Over the past four months, I've written extensively about how Apple is dead money at best. I've argued that the major catalyst for its move to $700 came from the launch of the iPhone on all major carriers in the U.S. after the exclusivity contract with AT&T expired. The result of this has been what appears to be at least an intermediate top in Apple, but, more importantly, money has begun to flow to Apple's competitors that were previously left for dead: NOK is up 175% from its lows, RIMM is up 127% from its lows, and HPQ and DELL are up 50% from their lows. I believe SNE is next and is currently being ignored by investors.

Combine a shift in investor sentiment away from Apple with an extremely low valuation, a falling yen that by some estimates may have already added $0.40 in EPS, and a major cost cutting and corporate restructuring program and you have the potential for a huge winner in 2013 and 2014 in SNE. With these catalysts, there is the potential to generate $3 to $4 EPS within two years, something no one on the the Street is expecting.
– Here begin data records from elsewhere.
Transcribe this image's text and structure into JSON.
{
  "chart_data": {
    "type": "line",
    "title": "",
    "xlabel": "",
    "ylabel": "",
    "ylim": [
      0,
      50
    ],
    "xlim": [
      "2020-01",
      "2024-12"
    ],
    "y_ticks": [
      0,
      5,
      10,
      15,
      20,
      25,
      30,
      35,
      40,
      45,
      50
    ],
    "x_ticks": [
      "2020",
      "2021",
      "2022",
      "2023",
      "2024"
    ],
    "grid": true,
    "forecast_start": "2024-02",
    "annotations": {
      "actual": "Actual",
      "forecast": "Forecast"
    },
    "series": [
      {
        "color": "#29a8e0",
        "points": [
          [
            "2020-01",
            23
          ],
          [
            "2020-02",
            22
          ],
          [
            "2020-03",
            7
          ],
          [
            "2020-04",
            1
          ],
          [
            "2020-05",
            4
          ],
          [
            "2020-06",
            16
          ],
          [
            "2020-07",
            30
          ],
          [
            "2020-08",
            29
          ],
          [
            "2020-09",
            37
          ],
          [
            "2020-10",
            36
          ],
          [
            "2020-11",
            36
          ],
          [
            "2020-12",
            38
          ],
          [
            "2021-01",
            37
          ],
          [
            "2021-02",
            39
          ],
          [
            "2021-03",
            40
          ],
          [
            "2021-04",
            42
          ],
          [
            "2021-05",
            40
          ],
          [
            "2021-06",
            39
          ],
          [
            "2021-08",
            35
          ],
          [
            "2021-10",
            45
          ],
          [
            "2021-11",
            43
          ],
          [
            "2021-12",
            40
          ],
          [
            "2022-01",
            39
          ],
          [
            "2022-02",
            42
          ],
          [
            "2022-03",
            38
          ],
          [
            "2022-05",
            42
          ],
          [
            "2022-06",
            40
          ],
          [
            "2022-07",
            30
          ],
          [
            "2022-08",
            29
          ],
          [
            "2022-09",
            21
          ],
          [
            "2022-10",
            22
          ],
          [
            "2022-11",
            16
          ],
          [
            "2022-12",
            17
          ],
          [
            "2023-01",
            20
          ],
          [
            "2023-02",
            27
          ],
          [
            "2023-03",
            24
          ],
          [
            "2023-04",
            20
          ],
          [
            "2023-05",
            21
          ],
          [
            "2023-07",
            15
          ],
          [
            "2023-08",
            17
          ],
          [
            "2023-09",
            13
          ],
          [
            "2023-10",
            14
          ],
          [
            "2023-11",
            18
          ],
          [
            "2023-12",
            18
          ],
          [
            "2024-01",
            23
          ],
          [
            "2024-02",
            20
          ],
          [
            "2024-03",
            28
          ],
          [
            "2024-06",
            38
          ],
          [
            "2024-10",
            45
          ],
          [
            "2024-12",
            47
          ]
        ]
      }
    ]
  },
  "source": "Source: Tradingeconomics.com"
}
If this happens it is likely that the market could price the stock at 15 times earnings at some point, and you could see the stock price approach its old highs from 2007 of $50 to $60 per share.

The best part is while the recent move in the yen has sparked a major move in the Nikkei, SNE's stock price has only moved up marginally. Volume has been very heavy while the stock has traded sideways for five weeks, often a sign of a heavy accumulation.

Below is a chart of the ratio of SNE's stock price to the Nikkei. As you can see, SNE's stock is underperforming the overall Japanese market. I believe this will change shortly.

First things first, though, SNE is currently benefiting from a move in the yen, which I believe is the spark that starts the fire. I am long SNE at prices between $9.90 and $11.50. I would recommend buying it at any price below $15.00.

Disclosure: I am long SNE. I wrote this article myself, and it expresses my own opinions. I am not receiving compensation for it (other than from Seeking Alpha). I have no business relationship with any company whose stock is mentioned in this article.